Both Pct_composite_classes and Pct_composite_class_students show significant differences between high ICSEA and low ICSEA schools. This implies that the use of composite classes or the proportion of students in these classes might be influenced by school type or other factors related to the school's socio-economic status (as represented by the ICSEA value).

The Attendance_pct also shows a significant difference, which means attendance is affected by ICSEA values.

However, to directly determine if multi-age composite classes have an impact on attendance rates, we need to examine the correlation between composite class metrics (Pct_composite_classes and Pct_composite_class_students) and Attendance_pct:

The correlation between Pct_composite_classes and Attendance_pct is -0.208262. This indicates a weak negative relationship, meaning that as the percentage of composite classes increases, attendance slightly decreases.

Similarly, the correlation between Pct_composite_class_students and Attendance_pct is -0.205552, which also suggests a weak negative relationship between the percentage of students in composite classes and attendance.

Comments:
While there is a weak negative correlation between the use of composite classes (or the percentage of students in these classes) and attendance rates, it is essential to be cautious. Correlation does not imply causation. Other factors (e.g., school resources, location, socio-economic factors) might influence both the use of composite classes and attendance rates. Further studies or analyses (like regression analyses) would be needed to determine if there's a direct causal relationship between composite classes and attendance rates.

#### Hypothesis Outcome:
(If the t-test p-value is below a certain significance level (usually 0.05), we reject the null hypothesis, indicating that there's a significant difference in attendance rates.)

Results:
Composite_class_count:
p-value: 1.996499e-01 (or 0.1996)
Composite_class_students:
p-value: 4.806868e-04 (or 0.0004807)
Pct_composite_classes:
p-value: 4.760830e-119 (virtually 0)
Pct_composite_class_students:
p-value: 1.314659e-113 (virtually 0)
Attendance_pct:
p-value: 9.131261e-262 (virtually 0)
latest_year_enrolment_FTE:
p-value: 1.060082e-184 (virtually 0)
Indigenous_pct:
p-value: 0.000000e+00 (0)
LBOTE_pct:
p-value: 2.038754e-128 (virtually 0)
Interpretation & Conclusion:
For Composite_class_count, the p-value (0.1996) is greater than 0.05. Therefore, we fail to reject the null hypothesis for this variable. This means there is no significant difference in the count of composite classes between high and low ICSEA schools.

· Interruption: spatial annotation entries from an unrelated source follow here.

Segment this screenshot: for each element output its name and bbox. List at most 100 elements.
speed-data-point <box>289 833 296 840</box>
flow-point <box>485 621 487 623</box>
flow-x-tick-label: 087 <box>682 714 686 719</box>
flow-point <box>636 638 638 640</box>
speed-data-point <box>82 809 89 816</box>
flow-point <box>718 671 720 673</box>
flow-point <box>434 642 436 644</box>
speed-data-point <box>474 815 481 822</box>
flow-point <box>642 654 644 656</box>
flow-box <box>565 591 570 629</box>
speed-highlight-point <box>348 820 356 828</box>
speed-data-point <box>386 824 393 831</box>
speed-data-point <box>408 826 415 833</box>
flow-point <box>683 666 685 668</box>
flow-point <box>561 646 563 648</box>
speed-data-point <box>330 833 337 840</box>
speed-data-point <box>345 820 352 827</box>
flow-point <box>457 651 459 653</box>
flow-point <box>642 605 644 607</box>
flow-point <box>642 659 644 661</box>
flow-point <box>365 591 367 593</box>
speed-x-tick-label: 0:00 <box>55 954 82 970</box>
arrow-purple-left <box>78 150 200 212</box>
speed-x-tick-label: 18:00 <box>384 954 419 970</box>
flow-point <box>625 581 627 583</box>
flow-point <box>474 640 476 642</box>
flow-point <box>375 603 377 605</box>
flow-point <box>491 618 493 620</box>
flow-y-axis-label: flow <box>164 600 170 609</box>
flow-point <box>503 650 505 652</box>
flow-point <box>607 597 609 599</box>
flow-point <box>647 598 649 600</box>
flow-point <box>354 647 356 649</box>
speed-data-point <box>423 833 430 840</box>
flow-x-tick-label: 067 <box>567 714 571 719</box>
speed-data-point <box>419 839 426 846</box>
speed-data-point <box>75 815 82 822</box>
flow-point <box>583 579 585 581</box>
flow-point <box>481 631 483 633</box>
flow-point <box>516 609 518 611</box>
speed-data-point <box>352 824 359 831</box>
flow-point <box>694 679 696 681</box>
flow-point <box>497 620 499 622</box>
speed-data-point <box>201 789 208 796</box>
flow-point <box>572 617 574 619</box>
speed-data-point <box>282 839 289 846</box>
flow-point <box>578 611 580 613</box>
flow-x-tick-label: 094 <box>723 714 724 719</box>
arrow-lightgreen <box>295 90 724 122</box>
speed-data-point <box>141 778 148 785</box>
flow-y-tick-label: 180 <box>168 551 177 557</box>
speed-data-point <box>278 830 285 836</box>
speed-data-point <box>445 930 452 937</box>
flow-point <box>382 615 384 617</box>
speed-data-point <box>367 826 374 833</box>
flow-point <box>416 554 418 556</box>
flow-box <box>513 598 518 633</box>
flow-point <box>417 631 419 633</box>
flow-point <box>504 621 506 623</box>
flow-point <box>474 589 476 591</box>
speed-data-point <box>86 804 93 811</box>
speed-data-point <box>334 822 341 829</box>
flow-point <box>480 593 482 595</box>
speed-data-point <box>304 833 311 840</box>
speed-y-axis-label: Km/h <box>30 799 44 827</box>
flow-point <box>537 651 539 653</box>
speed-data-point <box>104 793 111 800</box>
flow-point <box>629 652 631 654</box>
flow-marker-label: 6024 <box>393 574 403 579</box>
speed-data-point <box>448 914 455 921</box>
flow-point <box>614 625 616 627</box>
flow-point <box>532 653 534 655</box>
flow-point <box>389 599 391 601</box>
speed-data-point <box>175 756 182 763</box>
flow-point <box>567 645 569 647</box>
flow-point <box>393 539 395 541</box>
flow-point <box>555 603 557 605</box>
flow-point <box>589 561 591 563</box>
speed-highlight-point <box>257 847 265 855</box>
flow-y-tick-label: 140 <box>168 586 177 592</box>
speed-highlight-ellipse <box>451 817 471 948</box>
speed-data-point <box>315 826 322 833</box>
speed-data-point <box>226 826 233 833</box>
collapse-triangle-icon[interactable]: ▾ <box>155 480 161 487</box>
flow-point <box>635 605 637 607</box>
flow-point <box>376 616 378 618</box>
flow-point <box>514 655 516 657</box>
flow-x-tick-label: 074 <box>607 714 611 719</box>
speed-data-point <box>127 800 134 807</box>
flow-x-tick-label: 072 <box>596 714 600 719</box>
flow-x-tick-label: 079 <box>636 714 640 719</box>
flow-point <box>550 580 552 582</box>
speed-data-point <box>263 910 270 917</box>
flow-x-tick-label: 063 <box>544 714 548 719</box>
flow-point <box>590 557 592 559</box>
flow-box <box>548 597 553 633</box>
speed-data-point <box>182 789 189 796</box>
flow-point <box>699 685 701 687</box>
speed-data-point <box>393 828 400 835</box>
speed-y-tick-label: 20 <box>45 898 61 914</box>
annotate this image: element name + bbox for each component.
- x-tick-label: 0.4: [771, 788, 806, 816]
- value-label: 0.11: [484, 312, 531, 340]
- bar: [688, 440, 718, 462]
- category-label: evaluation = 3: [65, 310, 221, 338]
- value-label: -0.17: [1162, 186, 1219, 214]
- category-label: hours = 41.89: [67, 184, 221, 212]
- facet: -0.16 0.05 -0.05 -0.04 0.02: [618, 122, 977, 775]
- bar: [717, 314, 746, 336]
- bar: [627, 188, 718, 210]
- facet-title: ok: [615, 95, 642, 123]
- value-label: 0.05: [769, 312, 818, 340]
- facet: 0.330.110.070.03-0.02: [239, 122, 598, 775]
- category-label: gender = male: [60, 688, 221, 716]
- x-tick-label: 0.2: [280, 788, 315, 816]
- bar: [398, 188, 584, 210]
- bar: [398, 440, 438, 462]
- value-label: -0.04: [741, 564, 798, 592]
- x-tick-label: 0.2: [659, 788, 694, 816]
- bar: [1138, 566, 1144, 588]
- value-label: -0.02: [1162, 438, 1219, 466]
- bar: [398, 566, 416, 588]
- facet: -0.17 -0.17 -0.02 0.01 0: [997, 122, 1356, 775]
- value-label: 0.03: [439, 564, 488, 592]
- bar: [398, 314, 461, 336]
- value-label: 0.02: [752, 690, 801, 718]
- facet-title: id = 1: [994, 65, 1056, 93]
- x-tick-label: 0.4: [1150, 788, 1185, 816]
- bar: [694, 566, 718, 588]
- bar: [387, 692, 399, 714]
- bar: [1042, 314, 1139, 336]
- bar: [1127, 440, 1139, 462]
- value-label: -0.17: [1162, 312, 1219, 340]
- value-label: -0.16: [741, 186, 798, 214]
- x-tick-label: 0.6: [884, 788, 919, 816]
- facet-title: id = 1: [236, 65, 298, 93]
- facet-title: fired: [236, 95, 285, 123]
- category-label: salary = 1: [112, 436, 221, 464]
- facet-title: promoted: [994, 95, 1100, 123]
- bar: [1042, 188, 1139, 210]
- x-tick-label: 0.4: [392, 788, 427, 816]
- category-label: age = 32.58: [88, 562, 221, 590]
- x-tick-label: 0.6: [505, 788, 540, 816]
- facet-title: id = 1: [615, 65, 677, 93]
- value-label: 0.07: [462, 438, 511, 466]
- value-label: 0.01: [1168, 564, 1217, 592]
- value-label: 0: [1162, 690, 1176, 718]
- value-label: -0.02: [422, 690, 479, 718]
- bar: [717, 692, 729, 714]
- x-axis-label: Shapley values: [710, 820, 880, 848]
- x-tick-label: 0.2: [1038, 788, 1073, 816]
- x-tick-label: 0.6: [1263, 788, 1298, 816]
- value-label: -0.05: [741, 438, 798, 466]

For all other variables (Composite_class_students, Pct_composite_classes, Pct_composite_class_students, Attendance_pct, latest_year_enrolment_FTE, Indigenous_pct, LBOTE_pct), the p-values are far below the 0.05 significance level. Hence, we can reject the null hypothesis for these variables. This indicates that there are significant differences in these metrics between high ICSEA schools and low ICSEA schools.

To relate this back to your objective - "Does multi-age composite classes have an impact on attendance rates?":

The metrics directly related to composite classes (Pct_composite_classes and Pct_composite_class_students) show a significant difference between high ICSEA and low ICSEA schools.

The Attendance_pct also significantly differs between the two groups.

Given these results, we can conclude that there is a relationship between multi-age composite classes and attendance rates across high and low ICSEA schools. However, the precise nature of this relationship (i.e., causative or merely associative) would require further, more detailed analyses.